Deuxièmement, une équipe de conservateurs ayant la sagesse de ne pas se laisser aller à la folie contemporaine – d’utiliser une nouvelle énergie sans se plier ni se prosterner. De nos jours, le musée et son personnel sont l'objet de beaucoup d'affection et d'admiration dans le monde de l'art. Même si la bonne volonté peut sembler une qualité intangible pour laquelle faire l'éloge d'un musée, elle reflète quelque chose, à savoir que les artistes ont confiance en ces personnes. et cette institution (qui est instrumentale). Et cela montre que le Whitney a appris des erreurs passées, ce qui est un soulagement, étant donné que le chemin parcouru par le Whitney ici a été, au mieux, semé d'embûches – y compris des décennies de projets échoués ou très précaires pour agrandir son bâtiment du centre-ville ; se faire qualifier de trop PC au début des années 1990 (alors que c'était en fait souvent parfait) ; se heurter au monde de l'art au début avec un esprit d'entreprise et des spectacles douteux ; le départ de deux de ses administrateurs en moins de six ans. À chacun de ces moments, le problème était que le musée essayait de changer de manière trop erratique. Les choses allaient si mal en 2003 que, si le musée avait embauché un directeur moins compétent, je pense que le Whitney aurait pu être perdu.

En fait, une grande partie de l'optimisme réservé autour du nouveau bâtiment est liée au directeur du musée, Adam Weinberg, et à son mode opératoire.
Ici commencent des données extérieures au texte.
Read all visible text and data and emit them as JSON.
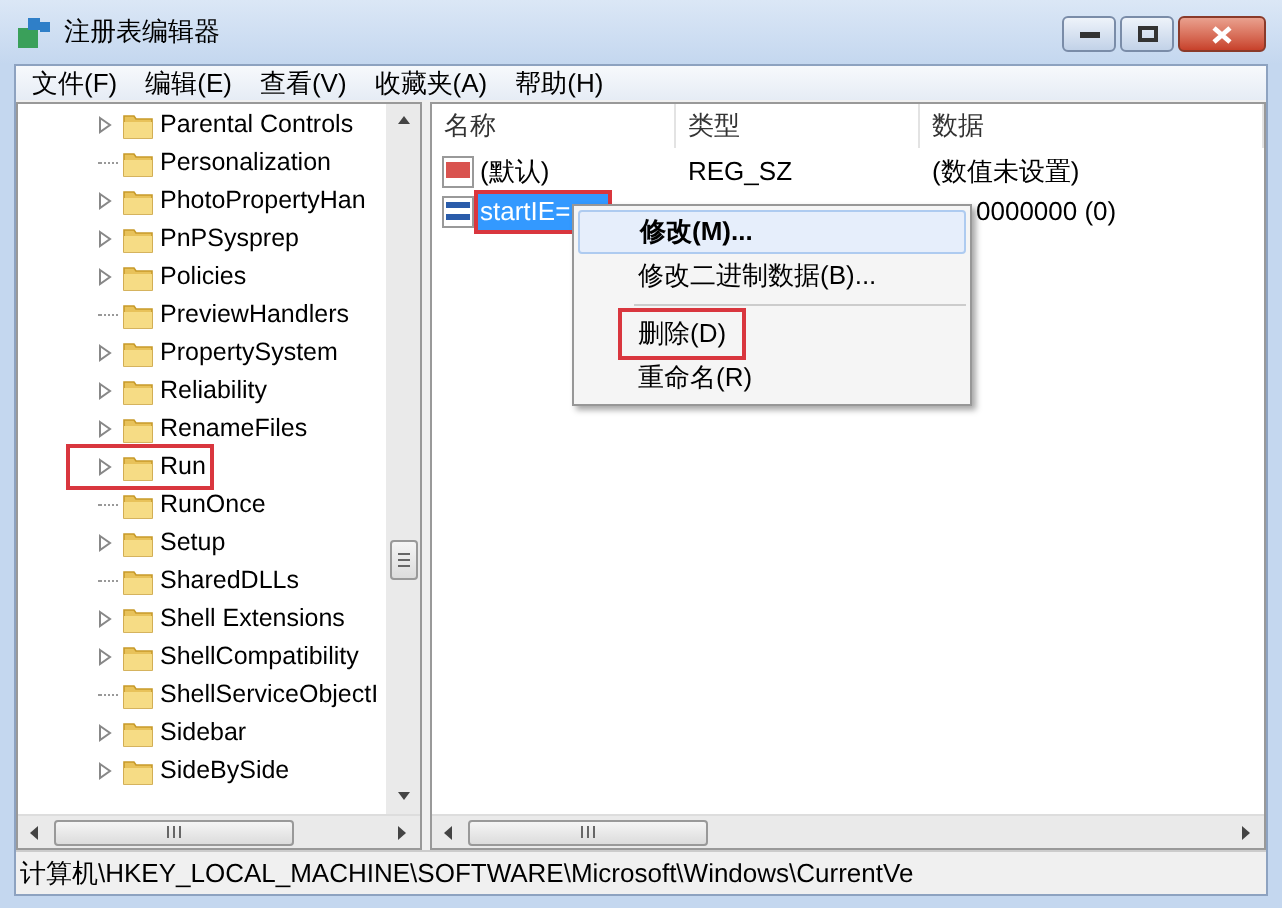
{
  "window": {
    "title": "注册表编辑器"
  },
  "menu": [
    "文件(F)",
    "编辑(E)",
    "查看(V)",
    "收藏夹(A)",
    "帮助(H)"
  ],
  "tree": [
    {
      "label": "Parental Controls",
      "expandable": true,
      "highlighted": false
    },
    {
      "label": "Personalization",
      "expandable": false,
      "highlighted": false
    },
    {
      "label": "PhotoPropertyHan",
      "expandable": true,
      "highlighted": false
    },
    {
      "label": "PnPSysprep",
      "expandable": true,
      "highlighted": false
    },
    {
      "label": "Policies",
      "expandable": true,
      "highlighted": false
    },
    {
      "label": "PreviewHandlers",
      "expandable": false,
      "highlighted": false
    },
    {
      "label": "PropertySystem",
      "expandable": true,
      "highlighted": false
    },
    {
      "label": "Reliability",
      "expandable": true,
      "highlighted": false
    },
    {
      "label": "RenameFiles",
      "expandable": true,
      "highlighted": false
    },
    {
      "label": "Run",
      "expandable": true,
      "highlighted": true
    },
    {
      "label": "RunOnce",
      "expandable": false,
      "highlighted": false
    },
    {
      "label": "Setup",
      "expandable": true,
      "highlighted": false
    },
    {
      "label": "SharedDLLs",
      "expandable": false,
      "highlighted": false
    },
    {
      "label": "Shell Extensions",
      "expandable": true,
      "highlighted": false
    },
    {
      "label": "ShellCompatibility",
      "expandable": true,
      "highlighted": false
    },
    {
      "label": "ShellServiceObjectI",
      "expandable": false,
      "highlighted": false
    },
    {
      "label": "Sidebar",
      "expandable": true,
      "highlighted": false
    },
    {
      "label": "SideBySide",
      "expandable": true,
      "highlighted": false
    }
  ],
  "table": {
    "columns": [
      "名称",
      "类型",
      "数据"
    ],
    "rows": [
      {
        "kind": "string",
        "name": "(默认)",
        "type": "REG_SZ",
        "data": "(数值未设置)",
        "selected": false,
        "highlighted": false
      },
      {
        "kind": "binary",
        "name": "startIE=",
        "data": "0000000 (0)",
        "selected": true,
        "highlighted": true
      }
    ]
  },
  "context_menu": [
    {
      "kind": "item",
      "label": "修改(M)...",
      "default": true,
      "hovered": true,
      "highlighted": false
    },
    {
      "kind": "item",
      "label": "修改二进制数据(B)...",
      "default": false,
      "hovered": false,
      "highlighted": false
    },
    {
      "kind": "separator"
    },
    {
      "kind": "item",
      "label": "删除(D)",
      "default": false,
      "hovered": false,
      "highlighted": true
    },
    {
      "kind": "item",
      "label": "重命名(R)",
      "default": false,
      "hovered": false,
      "highlighted": false
    }
  ],
  "status_bar": "计算机\\HKEY_LOCAL_MACHINE\\SOFTWARE\\Microsoft\\Windows\\CurrentVe"
}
Habillé comme un professeur échevelé, avec des cheveux bouclés et négligés, Weinberg, 60 ans, est plus débraillé que ses frères directeurs, généreux, prompt à donner du crédit, désireux, affable, sérieux, un vrai partisan de l'art et des artistes de la vieille école, et jamais impérieux ou autocratique. Comme d'autres directeurs de musées de premier plan, il se rend à Venise et à la Documenta. Mais quand je l'ai vu là-bas, c'est dans les semaines qui ont suivi l'ouverture, quand les foules et l'argent sont partis. Souvent, je le retrouve en train de regarder des œuvres d'art seul, une carte à la main, griffonnant des notes, mangeant des sandwichs d'hôtel en poche sur le pouce. On peut le voir faire la même chose dans les galeries avec ses filles et sans sandwichs.

Mais Weinberg et son équipe – notamment la conservatrice en chef et directrice adjointe Donna De Salvo, et le conservateur et directeur associé Scott Rothkopf – opèrent également dans des conditions inhabituelles, grâce à la mission inhabituelle du musée, qui est la troisième raison pour laquelle le Whitney semble si bien adapté à la nouvelle ère. Comme l'a dit De Salvo : « Le Whitney n'est pas un bâtiment. C'est une idée. L’idée est en fait une question, et la question est « Qu’est-ce que l’art américain ? »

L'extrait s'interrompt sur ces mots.